Wednesday, February 10, 2016

The truth is . . .

This has little to do with the article. I'm just plugging Colbert.

There's a lot I could write about with the primary process underway, Bernie Sanders and Hillary Clinton locking horns, and the Republican field being culled. (I like how Stephen Colbert has called the process the "Hunger for Power Games.") For the record, I would be very disappointed if Bernie Sanders didn't get the Democratic nomination. I think we're about equally Left. However, I don't feel that there's much for me to discuss about the candidates that isn't covered quite well elsewhere, sans the real issues.

I prefer to look at the underpinning issues that determine how somebody will vote. I friend of mine has said that you could predict whether someone is conservative or liberal by their answer to one question: how complicated is life?  If they say it's simple, they're conservative. If they say it's complicated, they're liberal. However, I haven't been able to find any research confirming that.

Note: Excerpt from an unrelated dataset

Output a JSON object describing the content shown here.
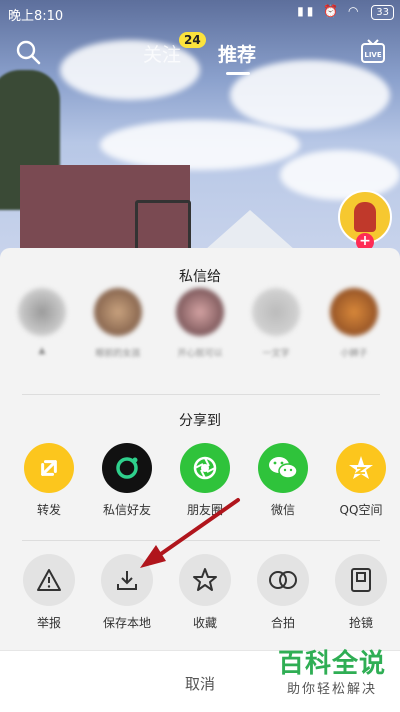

That's true of philosophical matters, like the truth, not just something you say that's true, or logically true, but the Higher Truth. I got into a discussion on Facebook that where a woman argued that the Higher Truth isn't relative. Higher Truth, like complete perfection, a myth, but those are two categories that believers, especially of the conservative stripe, think their religion answers. Simplistic? You betcha.

This was my answer:

Really? First, the term when applied to the entirety of existence is over-broad, like the number 42, if you get the reference. Second, the universe works by probabilistic laws at the quantum level. So, chance and luck are intrinsic to existence. Third, from the smallest scale to the largest, the universe is a chaotic system. Our minds function to find order, or truth, but outside of that niche, they are very poor. (Hit the enter button early. I hate that.) Fourth, even if there is something called "the truth" our senses and our minds are too limited to perceive it, in fact. We are adapted to survive, regardless of the truth. So, what you're saying is mostly false.

A caveat: "the truth" should not be conflated or confused with the word "true," which is always provisional. The former should not be given the inarguable, mathematically sound status of the latter.
And her rebuttal was she didn't believe anything of what I said. Do you think she votes conservative, that she insists that her higher truth includes "knowing" a fetus is an unborn baby, and just sacrifice her and other women's reproductive rights without having to prove anything? You betcha. People who "know" there's a higher truth usually feel very entitled due to their knowledge. Even if that entitlement makes their life worse.

It isn't so much that some people believe that there's a higher truth. It's the entitlement it gives them, and the fact that this belief looks very much like plain ignorance compounded with error. That people even cast a argument as higher truth vs. relativism shows that they don't know what they're talking about. Evolutionists have run into this problem with Creationists: how do you argue against something when the premises buried beneath touch on reality only in the most distorted way? I suppose closing your eyes and groping is a simpler process than actually opening your eyes and looking. Aw, but I'm too parallel.